What Are the Other Repayment Options Available?
Beyond RAP and Standard Repayment, borrowers retain access to existing income-driven repayment plans, such as Income-Based Repayment (IBR), Pay-As-You-Earn (PAYE), and Income-Contingent Repayment (ICR). These older plans often have different forgiveness timelines, income calculation methods, and payment caps. IBR and PAYE, for example, still offer 20-25 year forgiveness timelines like SAVE did, though they may calculate monthly payments differently. For some borrowers, shifting to PAYE (if they’re eligible) might preserve much of the benefit they had under SAVE. The challenge is that not all borrowers qualify for all plans.
PAYE, for instance, is primarily available to borrowers who took out Direct Loans after October 1, 2007. Borrowers with Federal Family Education Loans (FFEL) or Perkins Loans face more limited options. Those with Parent PLUS Loans have even fewer choices. Understanding which plans a borrower qualifies for requires checking their loan type and origination date. The Department of Education’s website (StudentAid.gov) provides a tool to review loan types, but many borrowers find the system confusing. Consulting with a federal student loan advisor—available for free through nonprofit credit counseling agencies—can clarify which alternatives actually apply to an individual’s situation.
What Does This Mean for Future Student Loan Policy?

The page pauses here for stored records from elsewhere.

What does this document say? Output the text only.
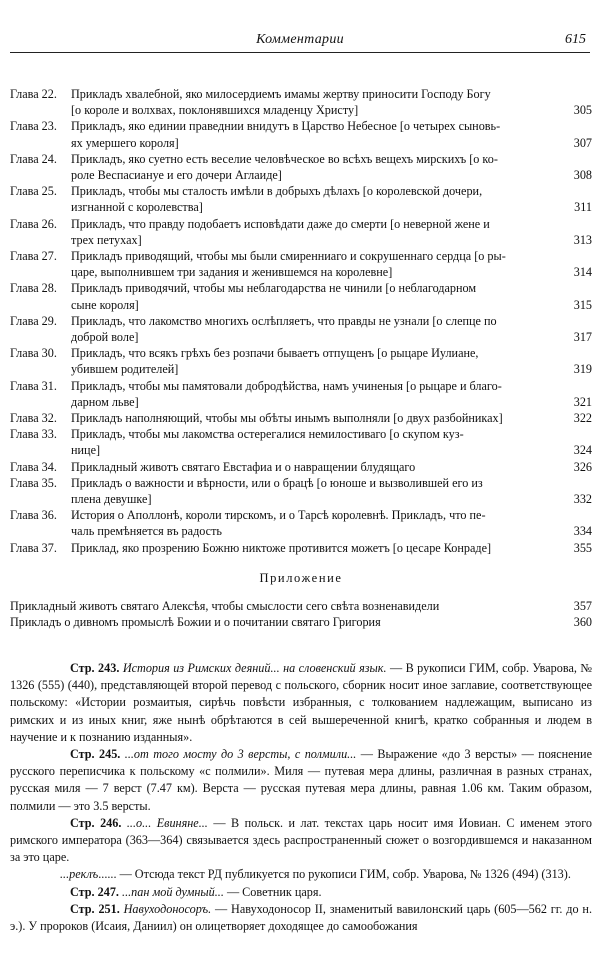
Комментарии	615
Глава 22.	Прикладъ хвалебной, яко милосердиемъ имамы жертву приносити Господу Богу
[о короле и волхвах, поклонявшихся младенцу Христу]	305
Глава 23.	Прикладъ, яко единии праведнии внидутъ в Царство Небесное [о четырех сыновь-
ях умершего короля]	307
Глава 24.	Прикладъ, яко суетно есть веселие человѣческое во всѣхъ вещехъ мирскихъ [о ко-
роле Веспасиануе и его дочери Аглаиде]	308
Глава 25.	Прикладъ, чтобы мы сталость имѣли в добрыхъ дѣлахъ [о королевской дочери,
изгнанной с королевства]	311
Глава 26.	Прикладъ, что правду подобаетъ исповѣдати даже до смерти [о неверной жене и
трех петухах]	313
Глава 27.	Прикладъ приводящий, чтобы мы были смиренниаго и сокрушеннаго сердца [о ры-
царе, выполнившем три задания и женившемся на королевне]	314
Глава 28.	Прикладъ приводячий, чтобы мы неблагодарства не чинили [о неблагодарном
сыне короля]	315
Глава 29.	Прикладъ, что лакомство многихъ ослѣпляетъ, что правды не узнали [о слепце по
доброй воле]	317
Глава 30.	Прикладъ, что всякъ грѣхъ без розпачи бываетъ отпущенъ [о рыцаре Иулиане,
убившем родителей]	319
Глава 31.	Прикладъ, чтобы мы памятовали добродѣйства, намъ учиненыя [о рыцаре и благо-
дарном льве]	321
Глава 32.	Прикладъ наполняющий, чтобы мы обѣты инымъ выполняли [о двух разбойниках]	322
Глава 33.	Прикладъ, чтобы мы лакомства остерегалися немилостиваго [о скупом куз-
нице]	324
Глава 34.	Прикладный животъ святаго Евстафиа и о навращении блудящаго	326
Глава 35.	Прикладъ о важности и вѣрности, или о брацѣ [о юноше и вызволившей его из
плена девушке]	332
Глава 36.	История о Аполлонѣ, короли тирскомъ, и о Тарсѣ королевнѣ. Прикладъ, что пе-
чаль премѣняется въ радость	334
Глава 37.	Приклад, яко прозрению Божню никтоже противится можетъ [о цесаре Конраде]	355
Приложение
Прикладный животъ святаго Алексѣя, чтобы смыслости сего свѣта возненавидели	357
Прикладъ о дивномъ промыслѣ Божии и о почитании святаго Григория	360

Стр. 243. История из Римских деяний... на словенский язык. — В рукописи ГИМ, собр. Уварова, № 1326 (555) (440), представляющей второй перевод с польского, сборник носит иное заглавие, соответствующее польскому: «Истории розмаитыя, сирѣчь повѣсти избранныя, с толкованием надлежащим, выписано из римских и из иных книг, яже нынѣ обрѣтаются в сей вышереченной книгѣ, кратко собранныя и людем в научение и к познанию изданныя».

Стр. 245. ...от того мосту до 3 версты, с полмили... — Выражение «до 3 версты» — пояснение русского переписчика к польскому «с полмили». Миля — путевая мера длины, различная в разных странах, русская миля — 7 верст (7.47 км). Верста — русская путевая мера длины, равная 1.06 км. Таким образом, полмили — это 3.5 версты.

Стр. 246. ...о... Евиняне... — В польск. и лат. текстах царь носит имя Иовиан. С именем этого римского императора (363—364) связывается здесь распространенный сюжет о возгордившемся и наказанном за это царе.

...реклъ...... — Отсюда текст РД публикуется по рукописи ГИМ, собр. Уварова, № 1326 (494) (313).

Стр. 247. ...пан мой думный... — Советник царя.

Стр. 251. Навуходоносоръ. — Навуходоносор II, знаменитый вавилонский царь (605—562 гг. до н. э.). У пророков (Исаия, Даниил) он олицетворяет доходящее до самообожания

The SAVE plan’s termination signals a broader legal and political shift in how courts view executive authority over student loan policy. The Eighth Circuit’s decision follows years of conservative legal victories on administrative law grounds, suggesting that future loan forgiveness or repayment programs will face similar challenges if they rely on executive authority rather than congressional action. This creates uncertainty: borrowers can’t confidently plan around programs that might be litigated away.
At the same time, the transition to RAP shows that the federal government still commits to income-driven repayment as a foundational principle. RAP isn’t vanishing SAVE; it’s replacing it with a program that retains the core idea—payments tied to income—while removing the most generous features. For borrowers, this suggests a long-term reality: some form of income-driven repayment will likely persist, but the most favorable terms (lower payments, faster forgiveness) are increasingly vulnerable to legal challenge. Borrowers who can afford to pay down loans quickly should prioritize doing so, rather than relying on forgiveness programs that may change again.